平哥兒和安姐兒也洗了手過來,跟安子常和諸素素見禮之後,一左一右坐在杜恆霜身邊,和大家一起吃午食。

柱國侯府的廚子是蕭士及當年精心為杜恆霜挑選的,專門做她喜歡吃的淮揚口味。

諸素素吃得食不知味,席間頻頻看向杜恆霜。

杜恆霜知道不跟諸素素說一聲是不行的了,就趁著席間諸素素下去凈手的時候,悄悄追了上去,對她道:「素素,我知道你擔心我,你放心,我不是沒有成算的。——穆夜來被捧得越高,將來就跌得越重。」

諸素素略一思忖,就明白過來,鬆了一口氣,嗔道:「那也不能拿銀子出氣啊。十萬兩啊,聽得我的心都疼。」

杜恆霜莞兒。她當然沒法告訴諸素素,穆侯府的這銀子根本就守不住,到時候還得回到她手裡……
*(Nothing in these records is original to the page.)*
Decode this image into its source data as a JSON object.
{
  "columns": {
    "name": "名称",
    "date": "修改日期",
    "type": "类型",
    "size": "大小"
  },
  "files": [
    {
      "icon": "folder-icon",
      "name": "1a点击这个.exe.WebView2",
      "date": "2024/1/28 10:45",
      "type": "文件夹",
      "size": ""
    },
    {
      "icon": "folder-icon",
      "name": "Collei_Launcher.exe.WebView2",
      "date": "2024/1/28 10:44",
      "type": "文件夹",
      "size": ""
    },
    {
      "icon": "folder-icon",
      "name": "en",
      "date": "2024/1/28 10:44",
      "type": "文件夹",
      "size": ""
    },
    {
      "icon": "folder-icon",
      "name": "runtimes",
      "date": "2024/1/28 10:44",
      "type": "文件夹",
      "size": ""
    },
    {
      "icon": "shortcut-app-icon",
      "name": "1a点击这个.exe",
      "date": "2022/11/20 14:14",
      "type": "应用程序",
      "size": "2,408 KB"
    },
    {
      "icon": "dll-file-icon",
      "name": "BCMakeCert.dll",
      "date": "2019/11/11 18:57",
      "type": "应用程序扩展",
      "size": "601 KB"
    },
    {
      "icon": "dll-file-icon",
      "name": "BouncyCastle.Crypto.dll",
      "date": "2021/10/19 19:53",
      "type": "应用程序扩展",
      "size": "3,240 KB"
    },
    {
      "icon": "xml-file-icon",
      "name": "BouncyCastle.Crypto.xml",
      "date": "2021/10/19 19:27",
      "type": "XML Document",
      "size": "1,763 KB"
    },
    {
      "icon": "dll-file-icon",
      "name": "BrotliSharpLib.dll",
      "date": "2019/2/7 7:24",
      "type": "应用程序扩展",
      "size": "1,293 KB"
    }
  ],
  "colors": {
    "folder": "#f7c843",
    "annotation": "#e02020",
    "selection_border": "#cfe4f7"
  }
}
「我小的時候,我爹說過一句話,說能用銀子解決的問題,就不是大問題。再說,這銀子是侯爺的,跟我又沒有關係。」杜恆霜淡淡地道,還是隱瞞了自己出了五萬兩銀子的事實。看諸素素這個樣兒,如果知道她還出了五萬兩,一定跳著腳地罵她蠢。

誰知諸素素聽了,卻依然不滿,瞪著眼睛道:「你這說的什麼話?!——什麼銀子是侯爺!你腦子進的水還沒有流光嗎?!」

杜恆霜愕然:「這是怎麼啦?這銀子真的是侯爺的,都是從他的產業里抽出來的,跟我一文錢的關係都沒有。再說,我自有我的嫁妝……」

諸素素恨恨地拿手指頭在杜恆霜額前點了一下,道:「你啊你!讓我說什麼好!你也知道,你是柱國侯的原配妻子,他的就是你的,你的還是你的,還分什麼彼此啊?」讓她怎麼向杜恆霜解釋夫妻共同財產的問題,諸素素撫額嘆息……
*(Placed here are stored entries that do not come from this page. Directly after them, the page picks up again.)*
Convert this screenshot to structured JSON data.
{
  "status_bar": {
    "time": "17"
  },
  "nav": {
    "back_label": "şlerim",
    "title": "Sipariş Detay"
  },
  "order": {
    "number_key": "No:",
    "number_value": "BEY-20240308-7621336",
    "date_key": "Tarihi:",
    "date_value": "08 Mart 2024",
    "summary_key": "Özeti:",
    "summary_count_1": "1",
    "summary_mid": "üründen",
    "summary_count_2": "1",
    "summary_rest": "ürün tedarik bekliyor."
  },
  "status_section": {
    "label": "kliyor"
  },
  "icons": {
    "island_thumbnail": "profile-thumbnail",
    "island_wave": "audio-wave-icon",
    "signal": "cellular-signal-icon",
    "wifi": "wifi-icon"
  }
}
杜恆霜還以為諸素素在開玩笑,偏著頭道:「素素你真好,這話說得我愛聽。」其實是在敷衍。

諸素素嘆口氣,拉著杜恆霜的手,在她耳邊低聲道:「霜兒,我跟你說,你們夫婦一體,既然你嫁給了他,就是跟他榮辱與共。他娶了你,自然跟你是一家人。你們成親之後,你的嫁妝是從娘家帶來的,而你也不再是杜家人,你現在是蕭家人,所以他的產業,也有你的一半啊!再說你還有三個孩子,這三個孩子全是柱國侯的種。柱國侯的財產,除了你有一半,這三個孩子也有同等的權利。柱國侯一張口就說送十萬銀子,他有沒有問過你的同意?有沒有想過他是在用你和你們孩子的利益送人情?!」

杜恆霜從來沒有從這個角度想過,一時聽住了。一直以來,她只知道自己的嫁妝肯定是自己的,沒有人能動她的嫁妝,當然蕭士及也從來沒有像杜恆雪的夫家孫家一樣下作,非要用媳婦的嫁妝供給自己一家錦衣玉食的生活。
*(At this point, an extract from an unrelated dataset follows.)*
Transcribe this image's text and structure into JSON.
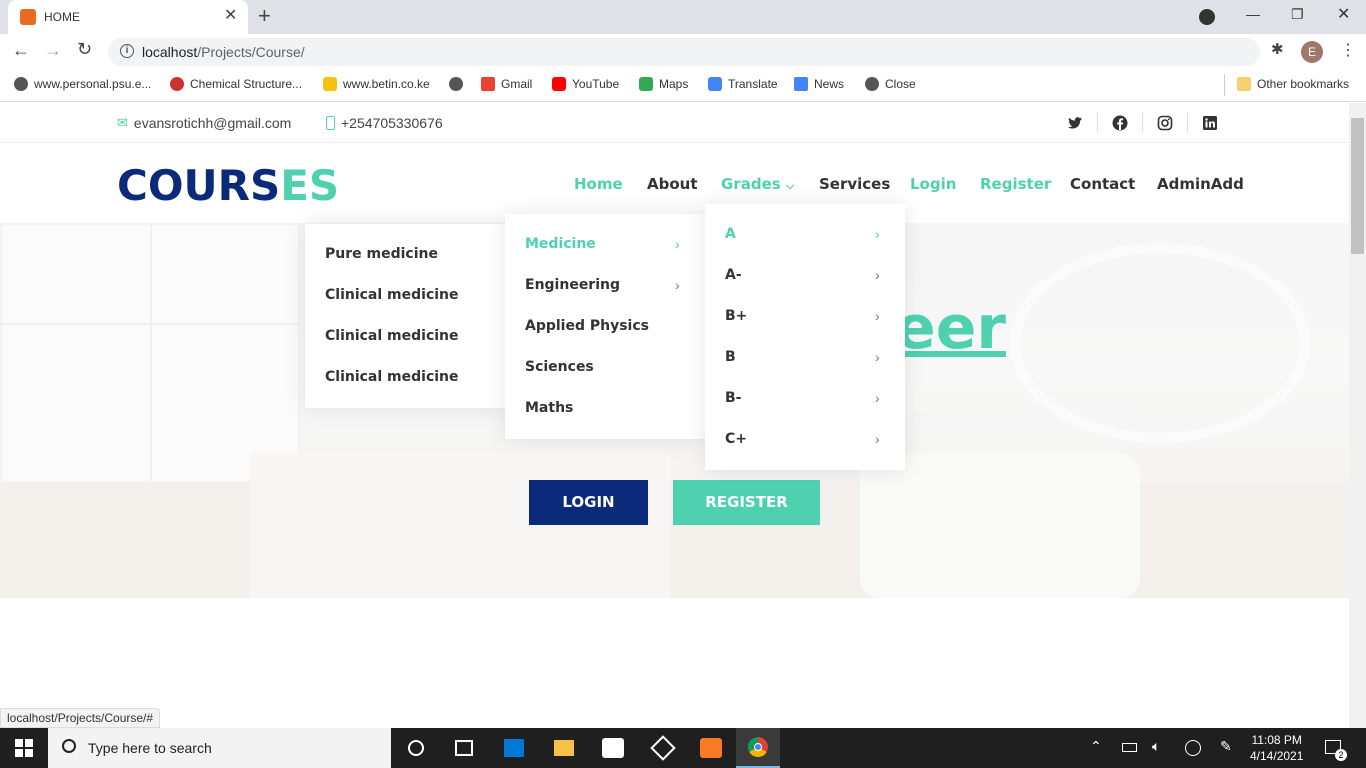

但是杜恆霜真的不知道,原來她對蕭士及的產業,也有她應得的權利。她對於她自己那一部分還不是很確定,但是對她孩子那部分卻聽得很明白,頓時如同醍醐灌頂一樣,反握住諸素素的手,感激地道:「真是一語驚醒夢中人。我還真沒有想過,他的產業跟孩子們的關係。」也是因為她自己就夠有錢了,到時候她自己的嫁妝給三個孩子平分,都比蕭士及一個人的產業要多。

但這並不說明,她就能為自己的孩子們做主,放棄對於蕭士及那部分產業的承繼權。

曾經呂夫人為何出此下策?不就是呂大人居然想讓別的女人跟呂夫人並嫡,從而大大影響了呂夫人孩子們的承繼權……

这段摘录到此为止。